Continuant dans le même ordre d’idées, je fis observer à mon interlocuteur que s’il attachait du prix au programme confidentiel de Berlin, il devait en assurer les moyens d’exécution. Ce programme ne pouvait devenir une réalité que si les Chrétiens n’étaient pas battus; il était donc de l’intérêt de l’Autriche de maintenir à leur égard une neutralité bienveillante.

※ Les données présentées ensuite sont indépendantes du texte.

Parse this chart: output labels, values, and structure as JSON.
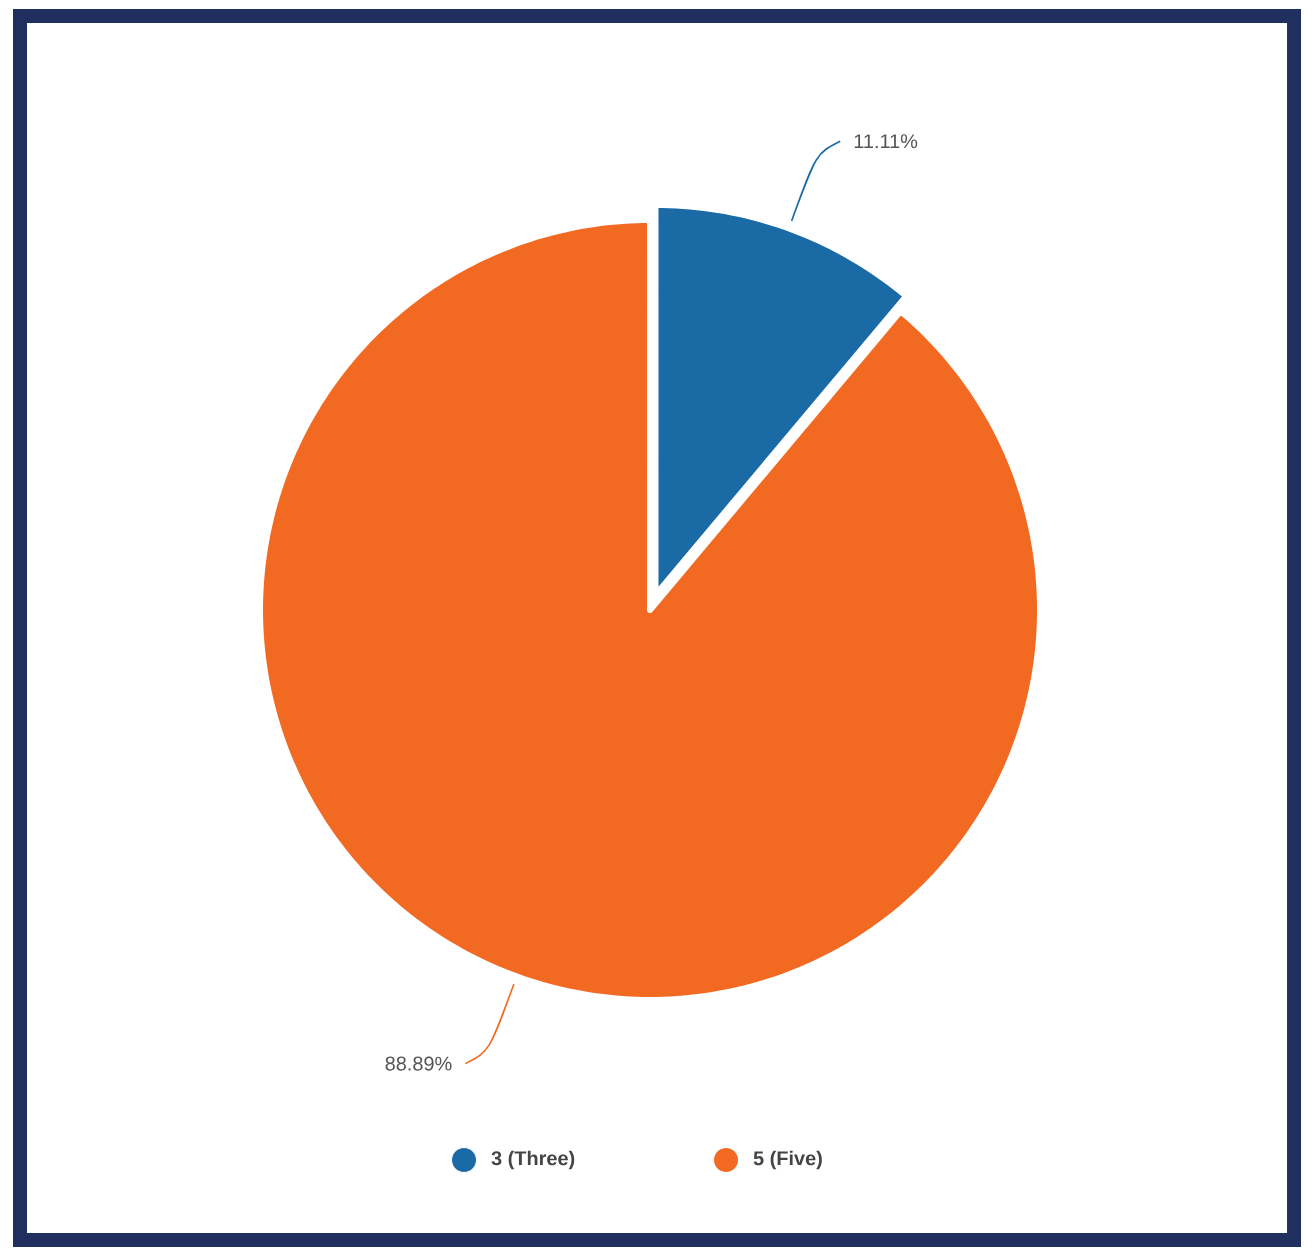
{
  "chart_data": {
    "type": "pie",
    "categories": [
      "3 (Three)",
      "5 (Five)"
    ],
    "values": [
      11.11,
      88.89
    ],
    "colors": [
      "#1a6aa6",
      "#f26a22"
    ],
    "value_labels": [
      "11.11%",
      "88.89%"
    ],
    "legend": "bottom"
  }
}
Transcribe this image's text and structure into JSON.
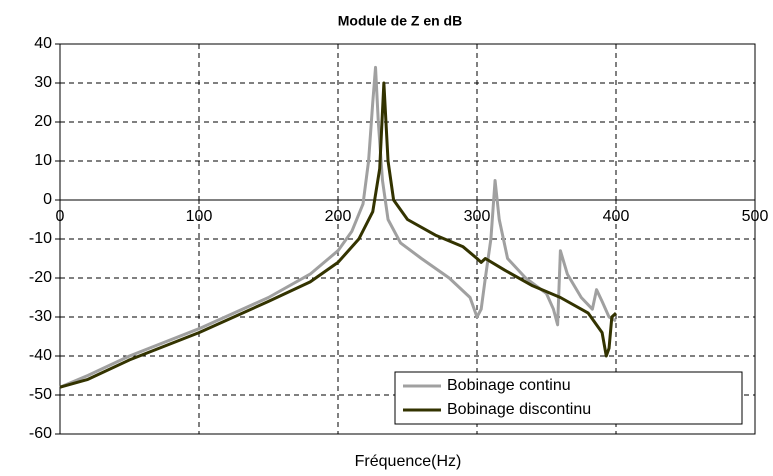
{
  "chart_data": {
    "type": "line",
    "title": "Module de Z en dB",
    "x_label": "Fréquence(Hz)",
    "xlim": [
      0,
      500
    ],
    "xticks": [
      0,
      100,
      200,
      300,
      400,
      500
    ],
    "ylim": [
      -60,
      40
    ],
    "yticks": [
      -60,
      -50,
      -40,
      -30,
      -20,
      -10,
      0,
      10,
      20,
      30,
      40
    ],
    "grid": true,
    "legend": "lower right",
    "series": [
      {
        "name": "Bobinage continu",
        "color": "#a0a0a0",
        "x": [
          0,
          20,
          50,
          100,
          150,
          180,
          200,
          210,
          218,
          222,
          225,
          227,
          229,
          232,
          236,
          245,
          260,
          280,
          295,
          300,
          303,
          306,
          310,
          313,
          316,
          322,
          335,
          350,
          355,
          358,
          360,
          365,
          375,
          383,
          386,
          390,
          395,
          400
        ],
        "values": [
          -48,
          -45,
          -40,
          -33,
          -25,
          -19,
          -13,
          -8,
          -1,
          10,
          25,
          34,
          20,
          5,
          -5,
          -11,
          -15,
          -20,
          -25,
          -30,
          -28,
          -20,
          -10,
          5,
          -5,
          -15,
          -20,
          -24,
          -28,
          -32,
          -13,
          -19,
          -25,
          -28,
          -23,
          -26,
          -30,
          -31
        ]
      },
      {
        "name": "Bobinage discontinu",
        "color": "#333300",
        "x": [
          0,
          20,
          50,
          100,
          150,
          180,
          200,
          215,
          225,
          230,
          233,
          236,
          240,
          250,
          270,
          290,
          300,
          303,
          306,
          320,
          340,
          360,
          380,
          390,
          393,
          395,
          397,
          400
        ],
        "values": [
          -48,
          -46,
          -41,
          -34,
          -26,
          -21,
          -16,
          -10,
          -3,
          8,
          30,
          10,
          0,
          -5,
          -9,
          -12,
          -15,
          -16,
          -15,
          -18,
          -22,
          -25,
          -29,
          -34,
          -40,
          -38,
          -30,
          -29
        ]
      }
    ]
  }
}
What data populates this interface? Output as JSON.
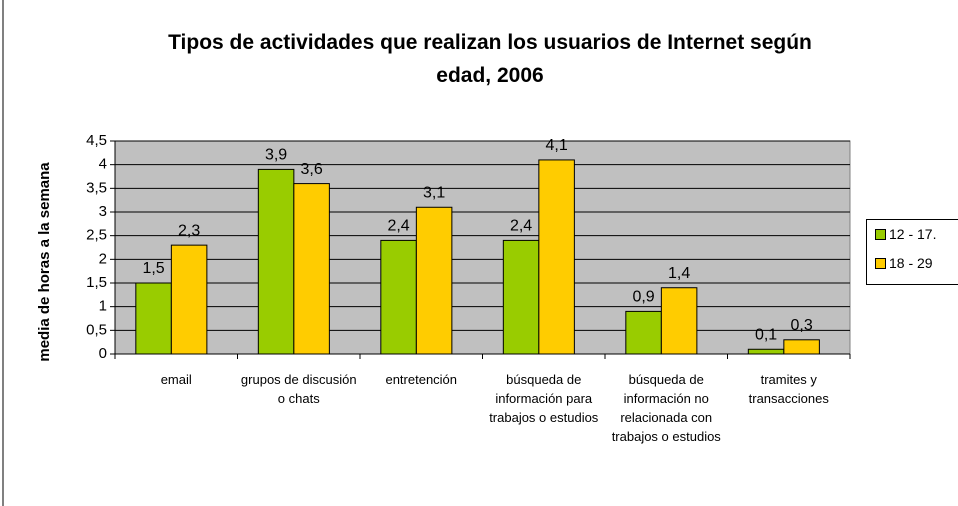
{
  "chart_data": {
    "type": "bar",
    "title": "Tipos de actividades que realizan los usuarios de Internet según edad, 2006",
    "y_label": "media de horas a la semana",
    "categories": [
      "email",
      "grupos de discusión o chats",
      "entretención",
      "búsqueda de información para trabajos o estudios",
      "búsqueda de información no relacionada con trabajos o estudios",
      "tramites y transacciones"
    ],
    "series": [
      {
        "name": "12 - 17.",
        "color": "#99cc00",
        "values": [
          1.5,
          3.9,
          2.4,
          2.4,
          0.9,
          0.1
        ],
        "value_labels": [
          "1,5",
          "3,9",
          "2,4",
          "2,4",
          "0,9",
          "0,1"
        ]
      },
      {
        "name": "18 - 29",
        "color": "#ffcc00",
        "values": [
          2.3,
          3.6,
          3.1,
          4.1,
          1.4,
          0.3
        ],
        "value_labels": [
          "2,3",
          "3,6",
          "3,1",
          "4,1",
          "1,4",
          "0,3"
        ]
      }
    ],
    "ylim": [
      0,
      4.5
    ],
    "yticks": [
      0,
      {
        "value": 0.5,
        "label": "0,5"
      },
      1,
      {
        "value": 1.5,
        "label": "1,5"
      },
      2,
      {
        "value": 2.5,
        "label": "2,5"
      },
      3,
      {
        "value": 3.5,
        "label": "3,5"
      },
      4,
      {
        "value": 4.5,
        "label": "4,5"
      }
    ],
    "grid": true,
    "legend": "right",
    "plot_background": "#c0c0c0"
  }
}
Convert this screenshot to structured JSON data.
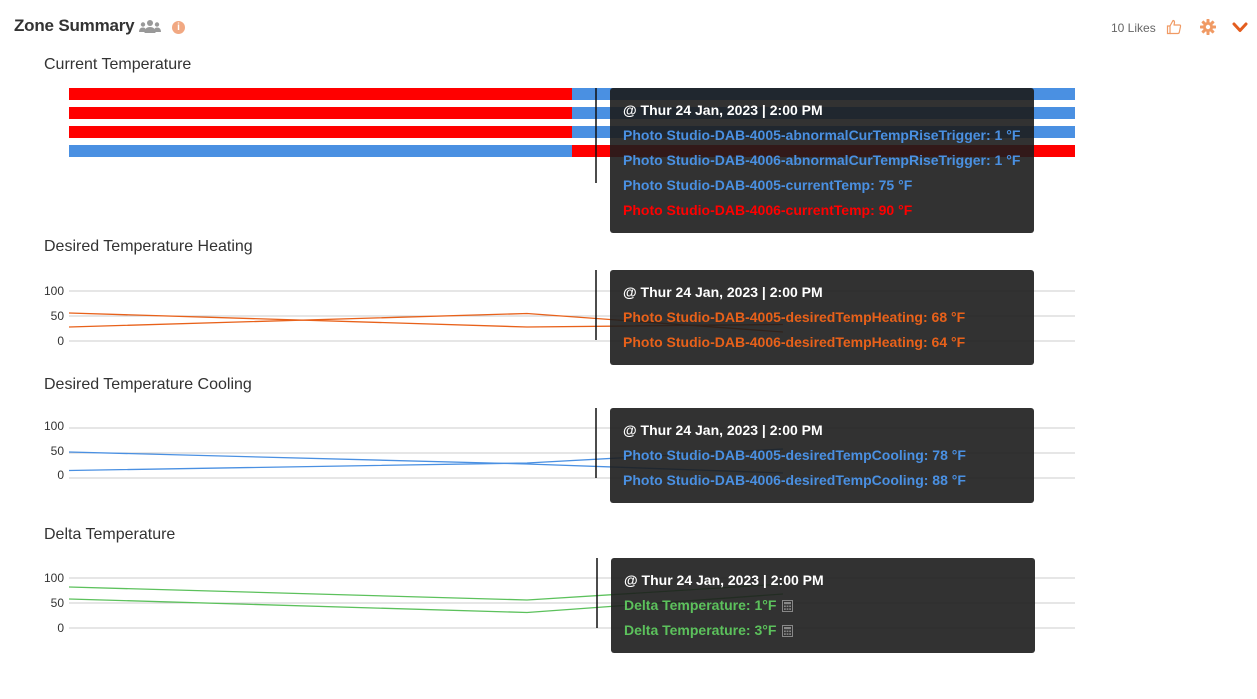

C’était également, lui dis-je, le meilleur moyen de garantir l’intégrité de l’entente Austro-Russe contre tous les hasards de l’avenir. Quels que fussent les torts que les Serbes ont eus envers nous en désobéissant à nos conseils de prudence, le jour où ils en viendraient aux mains avec la Turquie, la conscience publique en Russie ne s’en pro noncera pas moins en leur faveur, tous ses voeux et ses sympathies seront acquis aux succès militaires de la cause Chrétienne.
Le Cte Andrâssy me répondit par une profession de foi, personnelle et intime il est vrai, mais d'autant plus digne d’être placée sous les yeux de Votre Majesté Impériale.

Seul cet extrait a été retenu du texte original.